When I read secrets for a healthy or good or long marriage articles, the impression I get is maybe it is for the best I am not in one as I could never live up to these standards.
- Communication is a popular item. Expressing my feelings to a person? Excruciatingly painful. I’d rather be stuck with a needle and hate them.
- Choose someone similar to me. What the fuck does this even mean? My core values today have shifted from what they were ten or even five years ago. And the big one, religion is especially bad because until I dropped participating, there were no local women who met that criteria.
- Touch each other. Aka make sweet, sweet oxytocin. I enjoy touching, but I am scared of initiating.

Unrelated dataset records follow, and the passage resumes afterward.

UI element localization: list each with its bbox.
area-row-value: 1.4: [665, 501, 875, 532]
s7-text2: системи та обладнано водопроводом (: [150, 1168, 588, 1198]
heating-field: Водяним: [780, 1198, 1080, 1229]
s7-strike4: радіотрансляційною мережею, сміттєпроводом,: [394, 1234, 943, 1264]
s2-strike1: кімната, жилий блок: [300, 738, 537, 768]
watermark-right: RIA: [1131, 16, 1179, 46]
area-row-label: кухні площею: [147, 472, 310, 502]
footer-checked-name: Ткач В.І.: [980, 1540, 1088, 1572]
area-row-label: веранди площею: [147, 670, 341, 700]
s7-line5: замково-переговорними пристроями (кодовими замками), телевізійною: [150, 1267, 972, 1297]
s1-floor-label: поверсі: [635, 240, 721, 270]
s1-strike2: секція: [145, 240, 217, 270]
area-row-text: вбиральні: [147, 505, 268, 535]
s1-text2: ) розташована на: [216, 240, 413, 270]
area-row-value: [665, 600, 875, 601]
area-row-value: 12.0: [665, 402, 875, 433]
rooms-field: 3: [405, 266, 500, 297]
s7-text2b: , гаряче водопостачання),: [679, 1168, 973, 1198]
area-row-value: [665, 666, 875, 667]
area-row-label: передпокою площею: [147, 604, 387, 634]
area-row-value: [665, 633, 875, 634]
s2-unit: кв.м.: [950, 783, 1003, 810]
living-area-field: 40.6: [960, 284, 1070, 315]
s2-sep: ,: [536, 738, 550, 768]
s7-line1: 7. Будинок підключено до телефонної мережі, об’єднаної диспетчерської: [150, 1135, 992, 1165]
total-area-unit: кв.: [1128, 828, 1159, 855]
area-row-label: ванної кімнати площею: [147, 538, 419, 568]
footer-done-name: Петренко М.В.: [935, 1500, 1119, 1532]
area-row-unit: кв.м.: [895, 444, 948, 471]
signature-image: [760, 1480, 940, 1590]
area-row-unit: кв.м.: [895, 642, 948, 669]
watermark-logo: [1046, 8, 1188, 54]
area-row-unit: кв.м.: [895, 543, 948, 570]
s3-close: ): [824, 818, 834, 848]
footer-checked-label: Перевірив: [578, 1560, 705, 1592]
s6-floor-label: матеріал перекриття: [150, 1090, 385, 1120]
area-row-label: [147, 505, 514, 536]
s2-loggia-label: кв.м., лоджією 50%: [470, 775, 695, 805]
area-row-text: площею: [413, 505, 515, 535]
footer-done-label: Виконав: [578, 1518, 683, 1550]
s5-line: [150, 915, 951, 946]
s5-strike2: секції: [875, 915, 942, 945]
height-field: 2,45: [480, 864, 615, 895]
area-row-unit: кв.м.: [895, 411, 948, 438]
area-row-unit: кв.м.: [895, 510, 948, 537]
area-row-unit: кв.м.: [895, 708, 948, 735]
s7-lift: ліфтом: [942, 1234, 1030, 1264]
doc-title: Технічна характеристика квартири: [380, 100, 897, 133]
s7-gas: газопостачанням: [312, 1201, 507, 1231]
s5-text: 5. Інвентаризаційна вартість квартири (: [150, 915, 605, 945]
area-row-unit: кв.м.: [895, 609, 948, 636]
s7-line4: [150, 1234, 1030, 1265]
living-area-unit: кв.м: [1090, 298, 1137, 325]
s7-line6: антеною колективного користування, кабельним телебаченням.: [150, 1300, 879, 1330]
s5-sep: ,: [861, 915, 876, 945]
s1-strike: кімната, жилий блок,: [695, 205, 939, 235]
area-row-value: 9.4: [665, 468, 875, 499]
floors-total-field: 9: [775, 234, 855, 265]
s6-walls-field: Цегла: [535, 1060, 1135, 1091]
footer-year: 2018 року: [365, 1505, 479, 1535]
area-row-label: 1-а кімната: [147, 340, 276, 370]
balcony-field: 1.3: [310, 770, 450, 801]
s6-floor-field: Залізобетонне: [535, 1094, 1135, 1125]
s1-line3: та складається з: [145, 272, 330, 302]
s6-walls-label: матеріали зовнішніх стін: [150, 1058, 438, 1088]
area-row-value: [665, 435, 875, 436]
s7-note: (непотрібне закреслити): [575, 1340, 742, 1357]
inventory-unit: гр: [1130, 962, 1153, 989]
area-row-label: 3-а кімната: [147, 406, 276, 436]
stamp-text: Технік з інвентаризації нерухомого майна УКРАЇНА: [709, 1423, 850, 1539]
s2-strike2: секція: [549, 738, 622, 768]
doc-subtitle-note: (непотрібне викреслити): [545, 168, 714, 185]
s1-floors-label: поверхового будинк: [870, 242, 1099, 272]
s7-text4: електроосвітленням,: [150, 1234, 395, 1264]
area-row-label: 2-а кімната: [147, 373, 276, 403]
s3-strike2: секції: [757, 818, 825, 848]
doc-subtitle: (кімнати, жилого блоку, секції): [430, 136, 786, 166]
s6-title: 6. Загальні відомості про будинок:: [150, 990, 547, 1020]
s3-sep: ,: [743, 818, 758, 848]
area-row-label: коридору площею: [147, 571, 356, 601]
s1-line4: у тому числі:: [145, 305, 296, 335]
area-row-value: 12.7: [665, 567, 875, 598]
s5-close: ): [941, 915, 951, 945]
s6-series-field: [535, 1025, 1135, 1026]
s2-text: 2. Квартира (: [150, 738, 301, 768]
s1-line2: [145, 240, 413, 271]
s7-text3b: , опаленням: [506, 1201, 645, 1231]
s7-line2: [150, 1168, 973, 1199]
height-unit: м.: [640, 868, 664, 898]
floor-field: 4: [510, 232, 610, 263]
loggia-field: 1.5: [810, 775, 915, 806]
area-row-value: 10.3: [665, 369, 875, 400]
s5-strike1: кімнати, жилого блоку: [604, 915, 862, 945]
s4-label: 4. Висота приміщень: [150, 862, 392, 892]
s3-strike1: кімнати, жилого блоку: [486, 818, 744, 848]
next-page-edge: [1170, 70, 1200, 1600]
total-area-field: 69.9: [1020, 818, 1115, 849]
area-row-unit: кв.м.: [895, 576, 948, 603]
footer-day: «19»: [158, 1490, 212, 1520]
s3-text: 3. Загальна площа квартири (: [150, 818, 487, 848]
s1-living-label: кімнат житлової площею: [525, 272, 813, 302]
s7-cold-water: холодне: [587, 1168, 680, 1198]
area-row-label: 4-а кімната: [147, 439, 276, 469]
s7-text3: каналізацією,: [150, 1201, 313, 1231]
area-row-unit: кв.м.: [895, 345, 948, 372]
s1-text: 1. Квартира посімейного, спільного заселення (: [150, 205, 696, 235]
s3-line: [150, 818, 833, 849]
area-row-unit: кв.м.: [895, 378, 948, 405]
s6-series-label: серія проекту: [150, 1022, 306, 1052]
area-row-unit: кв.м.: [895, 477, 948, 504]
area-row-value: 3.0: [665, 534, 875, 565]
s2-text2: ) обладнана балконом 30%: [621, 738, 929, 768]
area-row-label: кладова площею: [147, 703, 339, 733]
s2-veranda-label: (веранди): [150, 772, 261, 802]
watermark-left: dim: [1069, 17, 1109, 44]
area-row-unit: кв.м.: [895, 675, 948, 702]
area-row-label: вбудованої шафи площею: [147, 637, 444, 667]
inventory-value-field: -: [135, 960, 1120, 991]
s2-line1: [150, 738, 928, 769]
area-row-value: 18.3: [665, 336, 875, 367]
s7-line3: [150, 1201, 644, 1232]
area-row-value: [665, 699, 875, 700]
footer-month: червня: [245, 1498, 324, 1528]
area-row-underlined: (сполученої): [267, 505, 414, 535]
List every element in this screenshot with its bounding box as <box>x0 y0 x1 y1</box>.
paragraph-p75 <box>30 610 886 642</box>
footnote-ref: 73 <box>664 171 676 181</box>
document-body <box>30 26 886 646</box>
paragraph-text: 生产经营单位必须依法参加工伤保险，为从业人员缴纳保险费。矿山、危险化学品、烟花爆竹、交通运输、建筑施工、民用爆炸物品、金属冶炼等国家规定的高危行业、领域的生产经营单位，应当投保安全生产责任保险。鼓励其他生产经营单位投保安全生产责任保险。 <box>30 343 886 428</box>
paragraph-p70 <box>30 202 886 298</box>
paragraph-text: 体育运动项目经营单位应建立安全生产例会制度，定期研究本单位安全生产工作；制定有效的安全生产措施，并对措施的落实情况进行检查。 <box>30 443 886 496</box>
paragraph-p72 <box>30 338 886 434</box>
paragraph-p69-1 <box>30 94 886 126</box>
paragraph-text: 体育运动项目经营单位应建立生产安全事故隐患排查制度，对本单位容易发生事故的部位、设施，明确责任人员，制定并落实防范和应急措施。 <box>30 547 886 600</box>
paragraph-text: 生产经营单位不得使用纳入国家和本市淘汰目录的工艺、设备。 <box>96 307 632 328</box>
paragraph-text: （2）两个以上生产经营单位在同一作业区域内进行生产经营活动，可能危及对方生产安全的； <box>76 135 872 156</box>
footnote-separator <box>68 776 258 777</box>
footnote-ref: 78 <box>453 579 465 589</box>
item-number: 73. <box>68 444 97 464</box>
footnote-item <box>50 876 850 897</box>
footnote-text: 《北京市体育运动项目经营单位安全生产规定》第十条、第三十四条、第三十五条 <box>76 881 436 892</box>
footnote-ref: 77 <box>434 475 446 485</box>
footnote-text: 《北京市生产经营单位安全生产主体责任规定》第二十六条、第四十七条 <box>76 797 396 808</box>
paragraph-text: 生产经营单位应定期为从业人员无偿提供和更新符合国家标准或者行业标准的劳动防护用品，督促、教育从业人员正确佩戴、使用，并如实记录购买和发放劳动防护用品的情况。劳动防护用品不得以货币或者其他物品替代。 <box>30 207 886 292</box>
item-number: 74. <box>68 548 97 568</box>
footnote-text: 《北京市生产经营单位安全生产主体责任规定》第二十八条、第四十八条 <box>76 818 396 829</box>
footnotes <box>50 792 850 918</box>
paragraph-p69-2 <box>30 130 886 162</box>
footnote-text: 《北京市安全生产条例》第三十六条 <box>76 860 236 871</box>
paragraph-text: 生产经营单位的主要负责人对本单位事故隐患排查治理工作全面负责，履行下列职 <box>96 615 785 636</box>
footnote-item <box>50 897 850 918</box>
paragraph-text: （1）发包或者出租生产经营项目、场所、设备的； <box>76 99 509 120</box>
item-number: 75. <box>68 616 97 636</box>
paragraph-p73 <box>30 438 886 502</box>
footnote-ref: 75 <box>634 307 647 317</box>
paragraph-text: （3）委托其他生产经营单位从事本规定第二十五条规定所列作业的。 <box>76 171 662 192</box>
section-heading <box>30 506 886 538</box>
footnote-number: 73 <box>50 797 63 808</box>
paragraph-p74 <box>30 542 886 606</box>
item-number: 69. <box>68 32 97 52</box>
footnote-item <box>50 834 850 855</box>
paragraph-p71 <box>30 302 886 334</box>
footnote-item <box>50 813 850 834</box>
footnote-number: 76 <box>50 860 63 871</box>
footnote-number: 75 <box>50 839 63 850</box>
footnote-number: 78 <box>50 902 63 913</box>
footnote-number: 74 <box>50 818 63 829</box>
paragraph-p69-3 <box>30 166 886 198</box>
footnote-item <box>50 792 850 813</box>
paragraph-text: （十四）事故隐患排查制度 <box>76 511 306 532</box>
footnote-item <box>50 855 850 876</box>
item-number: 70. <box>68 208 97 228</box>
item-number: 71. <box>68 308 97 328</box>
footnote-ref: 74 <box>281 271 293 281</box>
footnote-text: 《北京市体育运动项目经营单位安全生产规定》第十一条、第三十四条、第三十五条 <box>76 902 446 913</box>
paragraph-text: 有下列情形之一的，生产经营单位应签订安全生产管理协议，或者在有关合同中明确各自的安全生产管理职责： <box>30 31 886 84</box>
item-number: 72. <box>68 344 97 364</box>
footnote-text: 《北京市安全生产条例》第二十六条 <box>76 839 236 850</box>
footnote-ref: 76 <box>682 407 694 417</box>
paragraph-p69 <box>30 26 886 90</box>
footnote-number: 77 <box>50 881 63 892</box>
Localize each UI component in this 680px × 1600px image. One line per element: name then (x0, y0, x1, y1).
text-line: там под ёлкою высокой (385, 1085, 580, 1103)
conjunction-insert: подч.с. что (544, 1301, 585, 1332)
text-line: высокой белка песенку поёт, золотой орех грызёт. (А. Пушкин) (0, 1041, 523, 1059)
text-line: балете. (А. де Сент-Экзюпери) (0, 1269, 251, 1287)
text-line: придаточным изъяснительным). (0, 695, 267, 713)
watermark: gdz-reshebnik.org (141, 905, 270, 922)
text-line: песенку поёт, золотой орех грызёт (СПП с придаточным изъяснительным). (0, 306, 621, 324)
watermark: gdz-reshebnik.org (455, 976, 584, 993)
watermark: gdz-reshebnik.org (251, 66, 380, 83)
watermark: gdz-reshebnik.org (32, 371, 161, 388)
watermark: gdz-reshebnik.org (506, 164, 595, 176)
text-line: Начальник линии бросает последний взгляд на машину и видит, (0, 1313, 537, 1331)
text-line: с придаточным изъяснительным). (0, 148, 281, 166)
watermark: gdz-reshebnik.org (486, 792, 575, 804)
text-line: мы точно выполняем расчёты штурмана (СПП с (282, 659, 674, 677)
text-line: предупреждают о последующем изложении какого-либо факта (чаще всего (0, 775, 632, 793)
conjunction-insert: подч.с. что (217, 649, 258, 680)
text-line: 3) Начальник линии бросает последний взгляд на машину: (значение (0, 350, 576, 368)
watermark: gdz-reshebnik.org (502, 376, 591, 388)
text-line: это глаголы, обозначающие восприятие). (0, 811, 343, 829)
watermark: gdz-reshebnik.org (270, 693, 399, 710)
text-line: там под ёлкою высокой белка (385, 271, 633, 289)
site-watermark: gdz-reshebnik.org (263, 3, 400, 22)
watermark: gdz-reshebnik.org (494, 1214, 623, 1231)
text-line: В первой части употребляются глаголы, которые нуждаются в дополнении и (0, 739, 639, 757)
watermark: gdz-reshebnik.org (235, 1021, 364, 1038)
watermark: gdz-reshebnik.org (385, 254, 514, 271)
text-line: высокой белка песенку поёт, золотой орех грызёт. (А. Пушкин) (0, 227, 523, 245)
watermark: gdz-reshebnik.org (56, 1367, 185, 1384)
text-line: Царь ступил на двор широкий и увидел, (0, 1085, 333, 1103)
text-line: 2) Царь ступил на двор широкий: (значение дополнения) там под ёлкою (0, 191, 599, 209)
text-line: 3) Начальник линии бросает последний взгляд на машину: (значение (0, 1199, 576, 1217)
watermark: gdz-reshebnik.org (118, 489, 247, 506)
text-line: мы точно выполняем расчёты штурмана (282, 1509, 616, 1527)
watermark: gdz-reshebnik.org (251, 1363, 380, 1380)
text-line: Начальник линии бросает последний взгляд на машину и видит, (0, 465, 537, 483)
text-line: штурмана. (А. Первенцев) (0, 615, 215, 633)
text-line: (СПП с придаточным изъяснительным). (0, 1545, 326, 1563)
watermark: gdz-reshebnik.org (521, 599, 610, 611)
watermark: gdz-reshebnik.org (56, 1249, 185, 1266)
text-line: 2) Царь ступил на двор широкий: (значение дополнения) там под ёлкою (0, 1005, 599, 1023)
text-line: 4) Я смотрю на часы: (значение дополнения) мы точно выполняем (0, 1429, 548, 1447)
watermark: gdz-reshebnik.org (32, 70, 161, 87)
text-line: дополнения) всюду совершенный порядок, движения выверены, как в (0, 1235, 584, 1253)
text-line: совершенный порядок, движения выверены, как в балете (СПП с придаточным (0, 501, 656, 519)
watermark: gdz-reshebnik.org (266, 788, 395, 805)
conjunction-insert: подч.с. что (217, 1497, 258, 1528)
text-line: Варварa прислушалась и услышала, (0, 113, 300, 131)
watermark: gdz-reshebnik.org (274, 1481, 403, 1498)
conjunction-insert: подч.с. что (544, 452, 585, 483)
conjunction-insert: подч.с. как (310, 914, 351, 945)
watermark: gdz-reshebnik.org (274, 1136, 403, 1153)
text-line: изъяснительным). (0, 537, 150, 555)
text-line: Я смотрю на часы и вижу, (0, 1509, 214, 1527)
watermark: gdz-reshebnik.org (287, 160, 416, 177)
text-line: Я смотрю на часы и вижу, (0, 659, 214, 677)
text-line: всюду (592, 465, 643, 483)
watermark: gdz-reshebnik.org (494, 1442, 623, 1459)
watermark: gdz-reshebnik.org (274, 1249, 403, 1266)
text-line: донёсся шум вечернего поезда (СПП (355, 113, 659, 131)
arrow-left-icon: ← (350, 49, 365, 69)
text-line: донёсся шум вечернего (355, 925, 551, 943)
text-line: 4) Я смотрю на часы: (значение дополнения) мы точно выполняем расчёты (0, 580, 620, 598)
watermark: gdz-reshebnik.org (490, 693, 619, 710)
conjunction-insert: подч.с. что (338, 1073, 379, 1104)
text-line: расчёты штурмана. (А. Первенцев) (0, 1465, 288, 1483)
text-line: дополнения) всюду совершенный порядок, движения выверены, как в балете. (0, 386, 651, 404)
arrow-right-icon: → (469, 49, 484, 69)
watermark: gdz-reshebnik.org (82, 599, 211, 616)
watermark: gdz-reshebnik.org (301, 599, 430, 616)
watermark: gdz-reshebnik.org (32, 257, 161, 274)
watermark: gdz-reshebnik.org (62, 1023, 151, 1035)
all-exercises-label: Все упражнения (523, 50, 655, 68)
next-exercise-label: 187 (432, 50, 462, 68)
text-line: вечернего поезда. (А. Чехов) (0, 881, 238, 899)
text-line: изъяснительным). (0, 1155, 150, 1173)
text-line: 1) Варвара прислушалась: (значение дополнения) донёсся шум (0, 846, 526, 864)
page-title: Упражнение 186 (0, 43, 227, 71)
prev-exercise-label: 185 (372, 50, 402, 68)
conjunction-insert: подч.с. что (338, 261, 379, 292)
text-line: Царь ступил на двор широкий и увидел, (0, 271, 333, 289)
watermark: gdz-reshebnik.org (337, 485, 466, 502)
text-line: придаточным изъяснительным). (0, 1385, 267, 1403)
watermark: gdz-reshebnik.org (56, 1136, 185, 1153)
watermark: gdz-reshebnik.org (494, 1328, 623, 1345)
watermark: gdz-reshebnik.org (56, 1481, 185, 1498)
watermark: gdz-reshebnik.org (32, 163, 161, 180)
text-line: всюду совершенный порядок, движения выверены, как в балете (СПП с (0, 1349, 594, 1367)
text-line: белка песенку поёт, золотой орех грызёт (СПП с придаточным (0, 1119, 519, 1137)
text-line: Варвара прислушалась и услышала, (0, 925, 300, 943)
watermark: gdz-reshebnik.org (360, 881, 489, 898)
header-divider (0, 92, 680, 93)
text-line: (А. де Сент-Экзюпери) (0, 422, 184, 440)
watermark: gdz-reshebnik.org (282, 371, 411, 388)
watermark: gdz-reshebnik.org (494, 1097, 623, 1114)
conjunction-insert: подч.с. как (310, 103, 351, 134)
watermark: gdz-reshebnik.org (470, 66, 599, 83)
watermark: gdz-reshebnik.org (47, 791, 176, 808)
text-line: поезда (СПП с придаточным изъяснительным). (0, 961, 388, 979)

- Ignoring or letting go of what she does is easy. My problem is terror about every mistake I make piling up to the point I want to run because I cannot stand myself anymore.
Really, I think what annoys me is they all follow the formula that people who have had a long marriage means it has been healthy. That is just a plain anecdotal fallacy. Sure, these are intelligent people, but the fact they boil it down to one or a few things they think are the secret means they have no real idea and are just putting some random guess out there. For every secret, I am fairly confident there are people who do these things who marriage still fails.
Plus, even when the author deigns to use a poll, self-reported data is. THE. WORST. POSSIBLE. data one could use. People respond how they think is expected not how they truly behave in part. This is in part because memory glorifies the good and minimizes the bad. But also, because interviewers are people judging the responses which changes the results.